Priyank Goyal's Data Mining Lectures

Wednesday, September 16, 2009

Data Mining Primitives- Introduction

Data Mining Primitives, Languages and System Architecture

1. Data Mining Primitives: Designed in order to faciliate efficient and fruitful knowledge discovery.

A DMP includes:

a. Specification of relevant portion of DB
b. The kind of knowledge to be mined
c. Background knowledge useful in guiding the discovery process.
d. Interestingness measure for pattern evaluation.
e. How the discovered knowledge should be visualised

Use of DMQL ( Data Mining Query Language)

It facilitates the DM system communication with other information systems.

DM Primitives- What defines a DM Task

A DM query is defined in terms of the following primitives

1. Task Relevant Data: This is DB portion to be investigated

2. Kind of Knowledge to be mined: It means specified data mining function to be performed eg. characterisation, discrimination, association, clustering or evolution analysis

3. Background Knowledge: It includes knowledge about the domain to be mined. This includes concept hierarchies which allows the data to be mined at different levels of granualities. This also includes evaluation of the patterns according to the degree of expectedness and unexpectedness.

4. Interestingness Measures: These functions are used to separate uninteresting patterns from knowledge. It includes support ( % of tuples) and confidence ( degree).

5. Presentation and Visualisation of Discovered Patterns: This includes rules, tables, charts, groups, decision trees and cubes.

Tuesday, April 28, 2009

Concept Description-2

Concept Description-2

Data Generalisation: It can be done in two ways

a. Attribute Removal
b. Attribute Generalisation

a. Attribute Removal: The rule is "If there is a large set of distinct values for an attribute of the initial working relation, but either:

i. There is no concept hierarchy defined for the attribute), or

(ii) Its higher-level concepts are expressed in terms of other attributes, then the attribute should be removed from the working relation.

Attribute Generalisation

If there is a large set of distinct values for an attribute in the initial working relation, and there exist a concept hierarchy on the attribute than that concept hierarchy should be selected and applied on the attribute.

3. Count and Aggregate value Acculumation

Why needed
- To obtain a quantitative measure of generalisation.

How to Calculate

- A number called count is associated with each tuple in the initial working relation.
- Its value is initialised to 1
- Through generalisation there will be a group of identical tuples
- Such identical tuples are merged into one with their counts accumulated

eg let 52 data tuples are all generalised to same tuple say T. Then these are merged to form one tuple whose count is 52.

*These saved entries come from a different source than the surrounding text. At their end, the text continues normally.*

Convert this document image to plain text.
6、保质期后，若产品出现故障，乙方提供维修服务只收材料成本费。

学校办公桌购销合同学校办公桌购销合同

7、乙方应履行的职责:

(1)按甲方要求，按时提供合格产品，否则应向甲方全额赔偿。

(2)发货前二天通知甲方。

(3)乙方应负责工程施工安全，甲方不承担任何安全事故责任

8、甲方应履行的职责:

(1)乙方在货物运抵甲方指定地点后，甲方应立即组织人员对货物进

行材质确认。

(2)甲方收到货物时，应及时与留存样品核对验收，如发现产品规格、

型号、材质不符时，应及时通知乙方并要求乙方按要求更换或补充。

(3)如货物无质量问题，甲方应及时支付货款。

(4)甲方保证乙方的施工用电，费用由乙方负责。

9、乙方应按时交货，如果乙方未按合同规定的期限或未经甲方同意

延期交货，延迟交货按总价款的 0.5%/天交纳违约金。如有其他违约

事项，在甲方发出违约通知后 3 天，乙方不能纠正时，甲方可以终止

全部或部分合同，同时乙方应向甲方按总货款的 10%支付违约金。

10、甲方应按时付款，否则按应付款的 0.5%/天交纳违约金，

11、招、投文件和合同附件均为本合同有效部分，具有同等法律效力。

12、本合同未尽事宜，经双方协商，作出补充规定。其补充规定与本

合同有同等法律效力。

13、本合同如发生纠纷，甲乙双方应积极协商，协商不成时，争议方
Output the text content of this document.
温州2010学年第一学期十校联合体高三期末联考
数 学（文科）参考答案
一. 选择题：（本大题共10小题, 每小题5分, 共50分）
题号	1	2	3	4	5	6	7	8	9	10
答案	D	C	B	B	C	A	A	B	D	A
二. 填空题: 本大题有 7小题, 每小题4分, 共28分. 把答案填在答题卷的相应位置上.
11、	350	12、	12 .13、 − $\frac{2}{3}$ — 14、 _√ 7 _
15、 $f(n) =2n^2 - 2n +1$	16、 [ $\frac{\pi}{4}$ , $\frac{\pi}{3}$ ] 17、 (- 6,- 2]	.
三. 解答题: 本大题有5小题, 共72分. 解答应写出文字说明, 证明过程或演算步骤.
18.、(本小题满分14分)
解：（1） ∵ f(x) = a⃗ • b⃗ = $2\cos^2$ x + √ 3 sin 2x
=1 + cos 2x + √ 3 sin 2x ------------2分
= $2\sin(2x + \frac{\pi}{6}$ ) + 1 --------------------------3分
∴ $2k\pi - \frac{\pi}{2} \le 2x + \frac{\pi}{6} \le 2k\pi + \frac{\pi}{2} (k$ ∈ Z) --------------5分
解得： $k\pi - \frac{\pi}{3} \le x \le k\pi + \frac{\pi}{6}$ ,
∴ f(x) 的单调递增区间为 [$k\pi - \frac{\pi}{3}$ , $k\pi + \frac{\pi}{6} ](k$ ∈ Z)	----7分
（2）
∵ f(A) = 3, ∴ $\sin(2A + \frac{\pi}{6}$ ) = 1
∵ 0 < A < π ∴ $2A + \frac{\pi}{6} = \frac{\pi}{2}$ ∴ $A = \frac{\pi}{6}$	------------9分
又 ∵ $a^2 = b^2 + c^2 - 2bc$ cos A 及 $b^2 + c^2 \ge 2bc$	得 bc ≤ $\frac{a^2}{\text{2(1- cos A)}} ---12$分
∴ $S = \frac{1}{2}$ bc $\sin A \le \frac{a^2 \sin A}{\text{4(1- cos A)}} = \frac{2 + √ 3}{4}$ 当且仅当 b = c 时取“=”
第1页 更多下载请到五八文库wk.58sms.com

Attribute Generalisation Control

It is the control of how high an attribute should be generalised.

Two Approached to Generalised Control

1. Attribute Generalisation ( AGTC) Threshold Control- It sets a generalisation threshold for the attributes.
- If the number of distinct values of an attribute is greater than attribute threshold, further generalisation is possible.

2. Generalised Relation Threshold Control ( GRTC)

It sets a threshold for the generalised relation

- If the number of distinct tuples in the generalisation relation is > threshold, further generalisation should be possible.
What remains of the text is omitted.